Of course it's a bit unfortunate that Heisenberg's historical argument doesn't have that much to do with the usual uncertainty principle, and many textbooks motivate the latter from the former.

 

[dextercioby]

I would take out the Heisenberg microscope and the sound wave analogy from any textbook.

 

[atyy]

I would take out the Heisenberg microscope and the sound wave analogy from any textbook.

Or keep it and add the correct dervation of the Heisenberg microscope from the commutation relations.

 

[vanhees71]

Commutators first.

Of course, this means "symmetries first", and that's anyway the right approach to a consistent narrative of all of theoretical physics. If there is one methodological breakthrough of 20th-century physics then it's Emmy Noether's invariant-theoretical approach to physics!

 

[vanhees71]

Maybe https://books.google.com.sg/books?id=Bn7MaT3X8fkC&source=gbs_navlinks_s

In a way also https://www.amazon.com/dp/0470026790/?tag=pfamazon01-20 which mentions the uncertainty principle in chapter 1, and then derives the uncertainty principle from commutation relations in chapter 2.

Of course it's a bit unfortunate that Heisenberg's historical argument doesn't have that much to do with the usual uncertainty principle, and many textbooks motivate the latter from the former.

The irony is that Heisenberg's historical argument is indeed wrong, and it took Bohr several days of hard persuasion to correct it!
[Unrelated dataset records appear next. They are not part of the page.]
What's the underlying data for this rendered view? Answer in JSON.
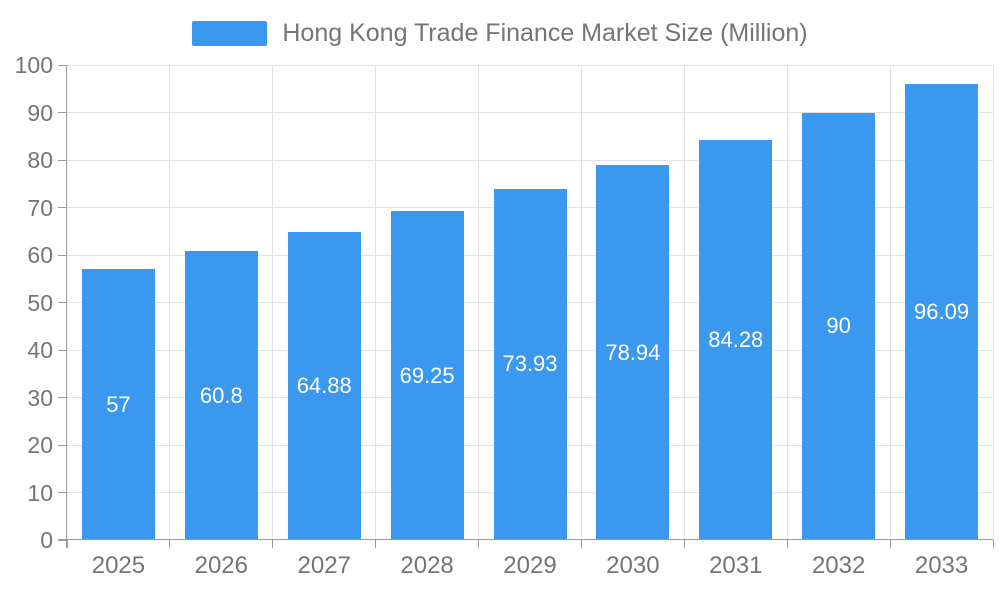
{
  "legend": {
    "swatch_color": "#3a99ee"
  },
  "chart_data": {
    "type": "bar",
    "title": "Hong Kong Trade Finance Market Size (Million)",
    "categories": [
      "2025",
      "2026",
      "2027",
      "2028",
      "2029",
      "2030",
      "2031",
      "2032",
      "2033"
    ],
    "values": [
      57,
      60.8,
      64.88,
      69.25,
      73.93,
      78.94,
      84.28,
      90,
      96.09
    ],
    "value_labels": [
      "57",
      "60.8",
      "64.88",
      "69.25",
      "73.93",
      "78.94",
      "84.28",
      "90",
      "96.09"
    ],
    "xlabel": "",
    "ylabel": "",
    "ylim": [
      0,
      100
    ],
    "yticks": [
      0,
      10,
      20,
      30,
      40,
      50,
      60,
      70,
      80,
      90,
      100
    ],
    "grid": "on",
    "legend_position": "top-center",
    "colors": {
      "bar": "#3a99ee",
      "value_label": "#ffffff",
      "axis_line": "#9a9a9a",
      "grid_line": "#e3e3e3",
      "tick_label": "#757575",
      "legend_text": "#757575",
      "background": "#ffffff"
    }
  }
}
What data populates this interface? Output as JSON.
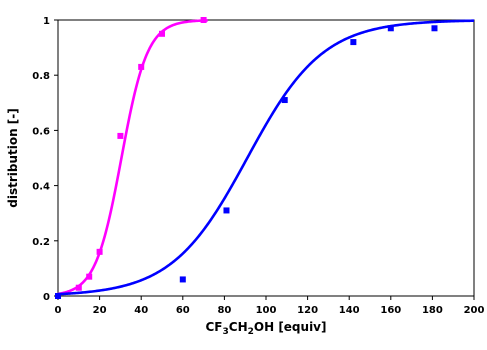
{
  "chart_data": {
    "type": "scatter",
    "title": "",
    "xlabel": {
      "base": "CF",
      "sub1": "3",
      "mid": "CH",
      "sub2": "2",
      "end": "OH [equiv]"
    },
    "ylabel": "distribution [-]",
    "xlim": [
      0,
      200
    ],
    "ylim": [
      0,
      1
    ],
    "x_ticks": [
      "0",
      "20",
      "40",
      "60",
      "80",
      "100",
      "120",
      "140",
      "160",
      "180",
      "200"
    ],
    "y_ticks": [
      "0",
      "0.2",
      "0.4",
      "0.6",
      "0.8",
      "1"
    ],
    "grid": false,
    "series": [
      {
        "color": "#ff00ff",
        "points": [
          [
            0,
            0.0
          ],
          [
            10,
            0.03
          ],
          [
            15,
            0.07
          ],
          [
            20,
            0.16
          ],
          [
            30,
            0.58
          ],
          [
            40,
            0.83
          ],
          [
            50,
            0.95
          ],
          [
            70,
            1.0
          ]
        ],
        "fit": {
          "midpoint": 30.5,
          "slope": 0.16,
          "x_range": [
            0,
            72
          ]
        }
      },
      {
        "color": "#0000ff",
        "points": [
          [
            0,
            0.0
          ],
          [
            60,
            0.06
          ],
          [
            81,
            0.31
          ],
          [
            109,
            0.71
          ],
          [
            142,
            0.92
          ],
          [
            160,
            0.97
          ],
          [
            181,
            0.97
          ]
        ],
        "fit": {
          "midpoint": 91,
          "slope": 0.055,
          "x_range": [
            0,
            200
          ]
        }
      }
    ]
  }
}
We've discussed this several times in the forum.

 

[fluidistic]

Here's a rather harsh critics of the above mentioned Zettili's book - and also Ballentine's - http://www.famaf.unc.edu.ar/~raggio/QM2/bzt.pdf in the way they treat irreducible spherical tensor operators.

 

[martinbn]

Why not Dirac's book for a first book in QM?

 

[dextercioby]

Here's a rather harsh critics of the above mentioned Zettili's book - and also Ballentine's - http://www.famaf.unc.edu.ar/~raggio/QM2/bzt.pdf in the way they treat irreducible spherical tensor operators.
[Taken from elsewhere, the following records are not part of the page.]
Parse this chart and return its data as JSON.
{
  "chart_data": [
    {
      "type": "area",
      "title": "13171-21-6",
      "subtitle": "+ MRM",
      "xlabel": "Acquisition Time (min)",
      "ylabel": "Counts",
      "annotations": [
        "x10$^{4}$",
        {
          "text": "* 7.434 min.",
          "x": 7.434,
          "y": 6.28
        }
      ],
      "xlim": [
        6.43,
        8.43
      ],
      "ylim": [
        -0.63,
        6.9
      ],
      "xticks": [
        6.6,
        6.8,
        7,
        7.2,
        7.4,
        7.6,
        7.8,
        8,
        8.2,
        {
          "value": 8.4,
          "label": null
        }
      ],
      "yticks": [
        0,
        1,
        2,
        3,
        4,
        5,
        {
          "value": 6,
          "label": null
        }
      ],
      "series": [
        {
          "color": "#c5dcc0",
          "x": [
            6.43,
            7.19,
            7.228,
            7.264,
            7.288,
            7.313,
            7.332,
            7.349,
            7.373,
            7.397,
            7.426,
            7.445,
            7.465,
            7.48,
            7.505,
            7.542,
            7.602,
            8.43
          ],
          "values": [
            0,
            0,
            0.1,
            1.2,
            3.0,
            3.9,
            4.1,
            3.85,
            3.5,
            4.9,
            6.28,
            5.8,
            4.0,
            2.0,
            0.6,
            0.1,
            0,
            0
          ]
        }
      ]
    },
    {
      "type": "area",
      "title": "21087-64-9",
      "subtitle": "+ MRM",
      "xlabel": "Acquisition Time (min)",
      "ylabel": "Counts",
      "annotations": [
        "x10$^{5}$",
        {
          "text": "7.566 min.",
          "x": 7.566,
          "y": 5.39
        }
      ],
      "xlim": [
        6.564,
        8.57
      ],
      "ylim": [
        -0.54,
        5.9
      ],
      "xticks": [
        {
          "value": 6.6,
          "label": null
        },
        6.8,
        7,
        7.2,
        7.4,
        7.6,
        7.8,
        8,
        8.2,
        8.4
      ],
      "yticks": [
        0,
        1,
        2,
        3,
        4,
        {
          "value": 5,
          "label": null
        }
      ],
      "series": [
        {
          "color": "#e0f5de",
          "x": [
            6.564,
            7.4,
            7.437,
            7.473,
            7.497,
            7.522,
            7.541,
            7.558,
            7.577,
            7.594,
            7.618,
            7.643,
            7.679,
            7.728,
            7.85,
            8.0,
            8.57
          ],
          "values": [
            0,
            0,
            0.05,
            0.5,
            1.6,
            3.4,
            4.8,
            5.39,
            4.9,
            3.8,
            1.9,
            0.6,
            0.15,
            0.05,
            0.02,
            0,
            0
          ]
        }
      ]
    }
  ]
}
Fair point and useful to know. However, the topic of (spherical) tensor operator is glossed over in university courses on QM for its applications are not immediate or standard or deemed mandatory.

 

[Demystifier]

Why not Dirac's book for a first book in QM?
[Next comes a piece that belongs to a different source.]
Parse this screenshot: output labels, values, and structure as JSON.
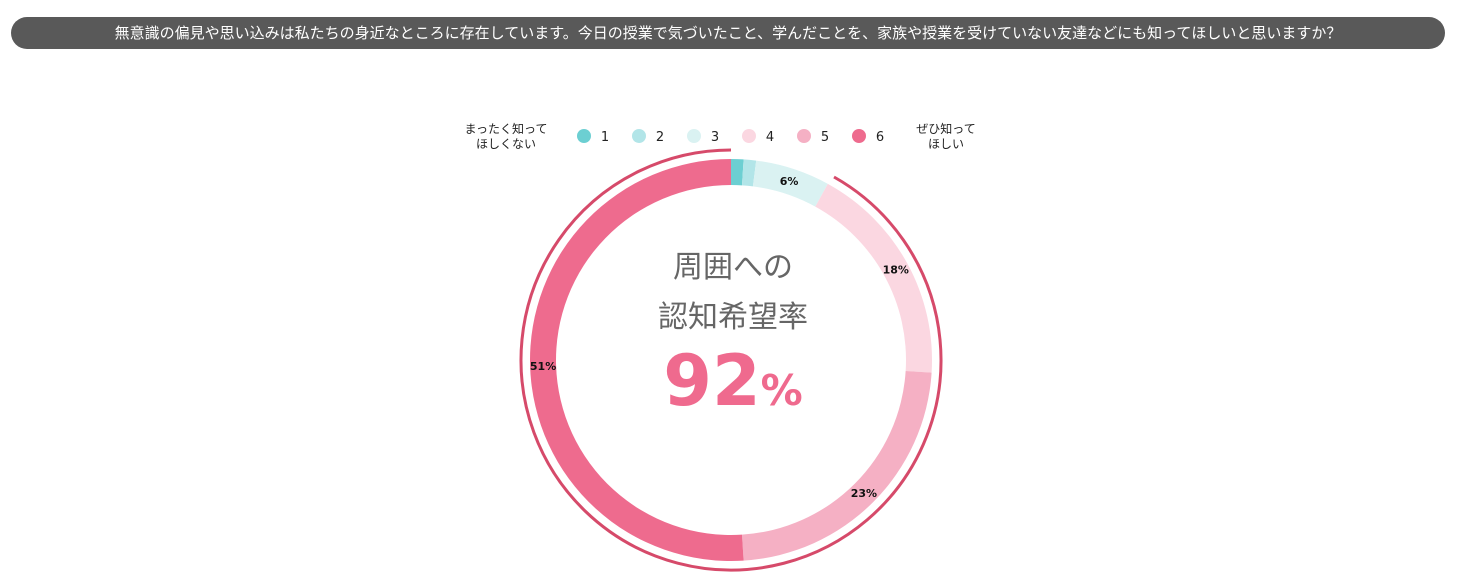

The only reason I see is a somewhat old-fashioned notation.

 

[mpresic]

I attended classes in QM at 4 different graduate schools. Two out of the four treated spherical tensor operators above the level of the textbook. The two professors who taught the classes out of their notes emphasized their importance. But it could be because one of the professors who taught the class was a student of Wigner's.